Antara 1860 – 1870 ia mengajar di Masjid Haram dalam waktunya yang senggang, sebab antara tahun-tahun tersebut Nawawi sudah aktif menulis buku-buku. Tetapi setelah tahun 1870 ia memusatkan aktivitasnya untuk menulis. Nawawi seorang yang produktif dan berbakat; tulisan-tulisannya meliputi karya pendek yang berisi tentang pedoman-pedoman ibadah sampai kepada tafsir Al-Qur’an yang cukup tebal yang terdiri dari 2 jilid, yang diterbitkan di mesir tahun 1887. sarkis menyebutkan 38 karya Syekh Nawawi yang penting. beberapa contoh karya Nawawi yang penting yang terbit di Mesir antara lain:
1. Syarah Al-Jurummiyah, isinya tatabahasa Arab, terbit tahun 1881.
2. Lubab Al-Bayan (1884).
3. Dhariyat Al-Yaqin; isinya tentang doktrin-doktrin Islam, dan merupakan komentar atas karya Syekh Sanusi, terbit 1886.
4. Fathul Mujib. Buku ini merupakan komentar atas karya Adurr Al-Farid, karya Syekh Nawawi (guru Nawawi) yang terbit tahun 1881, dan 3 buah buku lagi yang berisi, selain doktrin-doktrin pokok, uraian tentang lima bagian-bagian penting daripada hukum Islam dan lima rukun Islam.
5. Dua jilid komentar tentang syair mauled karya Al Barzanji. Karya ini sangat penting sebab selalu dibacakan dalam perayaan-perayaan mauled.
6. Syarah Isro’ Miraj juga karangan Al Barzanji
7. Syarah tentang Syair Asmaul Husna
8. Syarah Manasik Haji karangan Syarbani yang tertbit tahun 1880.

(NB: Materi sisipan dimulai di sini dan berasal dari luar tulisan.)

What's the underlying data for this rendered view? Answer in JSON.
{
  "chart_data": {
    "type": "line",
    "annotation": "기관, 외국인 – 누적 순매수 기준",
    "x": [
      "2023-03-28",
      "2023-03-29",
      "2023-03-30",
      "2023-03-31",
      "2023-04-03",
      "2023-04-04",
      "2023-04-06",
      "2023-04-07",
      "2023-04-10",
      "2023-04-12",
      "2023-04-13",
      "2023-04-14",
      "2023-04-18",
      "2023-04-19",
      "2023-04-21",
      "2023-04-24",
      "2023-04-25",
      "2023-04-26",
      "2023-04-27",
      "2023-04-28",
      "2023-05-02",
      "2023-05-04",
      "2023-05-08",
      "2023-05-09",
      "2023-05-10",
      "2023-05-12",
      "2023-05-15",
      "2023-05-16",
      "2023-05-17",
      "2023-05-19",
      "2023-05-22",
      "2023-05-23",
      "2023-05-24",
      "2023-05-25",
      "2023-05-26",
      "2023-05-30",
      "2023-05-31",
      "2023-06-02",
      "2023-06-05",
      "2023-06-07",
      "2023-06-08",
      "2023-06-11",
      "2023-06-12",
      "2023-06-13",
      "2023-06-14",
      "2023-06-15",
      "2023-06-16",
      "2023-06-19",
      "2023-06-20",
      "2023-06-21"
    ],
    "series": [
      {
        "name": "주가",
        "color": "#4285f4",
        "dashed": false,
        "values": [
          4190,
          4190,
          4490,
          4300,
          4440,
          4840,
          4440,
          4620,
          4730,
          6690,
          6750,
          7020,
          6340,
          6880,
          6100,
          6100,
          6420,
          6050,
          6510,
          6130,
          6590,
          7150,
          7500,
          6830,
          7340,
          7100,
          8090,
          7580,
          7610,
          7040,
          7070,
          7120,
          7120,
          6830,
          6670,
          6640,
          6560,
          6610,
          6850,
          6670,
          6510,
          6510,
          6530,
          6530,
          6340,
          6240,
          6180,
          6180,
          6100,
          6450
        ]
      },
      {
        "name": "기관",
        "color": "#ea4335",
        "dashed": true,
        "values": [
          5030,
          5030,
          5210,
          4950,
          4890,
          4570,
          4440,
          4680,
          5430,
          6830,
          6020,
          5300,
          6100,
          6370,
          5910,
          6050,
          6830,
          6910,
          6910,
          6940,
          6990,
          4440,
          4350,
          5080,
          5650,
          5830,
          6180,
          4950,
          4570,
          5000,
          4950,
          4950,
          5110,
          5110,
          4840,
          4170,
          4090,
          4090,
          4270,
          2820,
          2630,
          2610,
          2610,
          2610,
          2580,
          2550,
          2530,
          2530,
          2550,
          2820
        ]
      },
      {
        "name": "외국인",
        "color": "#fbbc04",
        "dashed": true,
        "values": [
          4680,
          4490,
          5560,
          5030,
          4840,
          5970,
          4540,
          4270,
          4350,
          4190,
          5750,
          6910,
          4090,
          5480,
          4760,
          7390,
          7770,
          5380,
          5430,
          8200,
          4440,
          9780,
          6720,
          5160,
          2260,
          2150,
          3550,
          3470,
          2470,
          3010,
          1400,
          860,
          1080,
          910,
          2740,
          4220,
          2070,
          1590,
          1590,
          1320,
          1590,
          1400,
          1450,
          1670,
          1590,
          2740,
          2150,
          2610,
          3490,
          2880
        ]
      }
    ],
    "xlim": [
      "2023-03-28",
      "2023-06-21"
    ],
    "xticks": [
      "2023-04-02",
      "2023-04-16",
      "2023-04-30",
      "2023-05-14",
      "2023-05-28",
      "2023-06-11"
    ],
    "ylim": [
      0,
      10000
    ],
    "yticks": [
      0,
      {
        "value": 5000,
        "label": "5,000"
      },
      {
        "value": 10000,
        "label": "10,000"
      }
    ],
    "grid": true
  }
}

9. Syarah Suluk Al-Jiddah (1983)
10. Syarah Sullam Al-Manajah (1884) yang membahas tentang berbagai persoalan ibadah. (Buku asli no. 9 dan 10 dikarang oleh Syekh Hadrami).
11. Tafsir murah Labib.
Karya-karya besar Nawawi yang gagasan pemikiran pembaharuannya berangkat dari Mesir, sesungguhnya terbagi dalam tujuh kategorisasi bidang; yakni bidang tafsir, tauhid, fiqh, tasawuf, sejarah nabi, bahasa dan retorika. Hampir semua bidang ditulis dalam beberapa kitab kecuali bidang tafsir yang ditulisnya hanya satu kitab. Dari banyaknya karya yang ditulisnya ini dapat jadikan bukti bahwa memang Syeikh Nawawi adalah seorang penulis produktif multidisiplin, beliau banyak mengetahui semua bidang keilmuan Islam. Luasnya wawasan pengetahuan Nawawi yang tersebar membuat kesulitan bagi pengamat untuk menjelajah seluruh pemikirannya secara konprehenshif-utuh. Dalam beberapa tulisannya seringkali Nawawi mengaku dirinya sebagai penganut teologi Asy’ari (al-Asyari al-I’tiqodiy). Karya-karyanya yang banyak dikaji di Indonesia di bidang ini dianranya Fath ai-Majid, Tijan al-Durari, Nur al Dzulam, al-Futuhat al-Madaniyah, al-Tsumar al-Yaniah, Bahjat al-Wasail, Kasyifat as-Suja dan Mirqat al-Su’ud.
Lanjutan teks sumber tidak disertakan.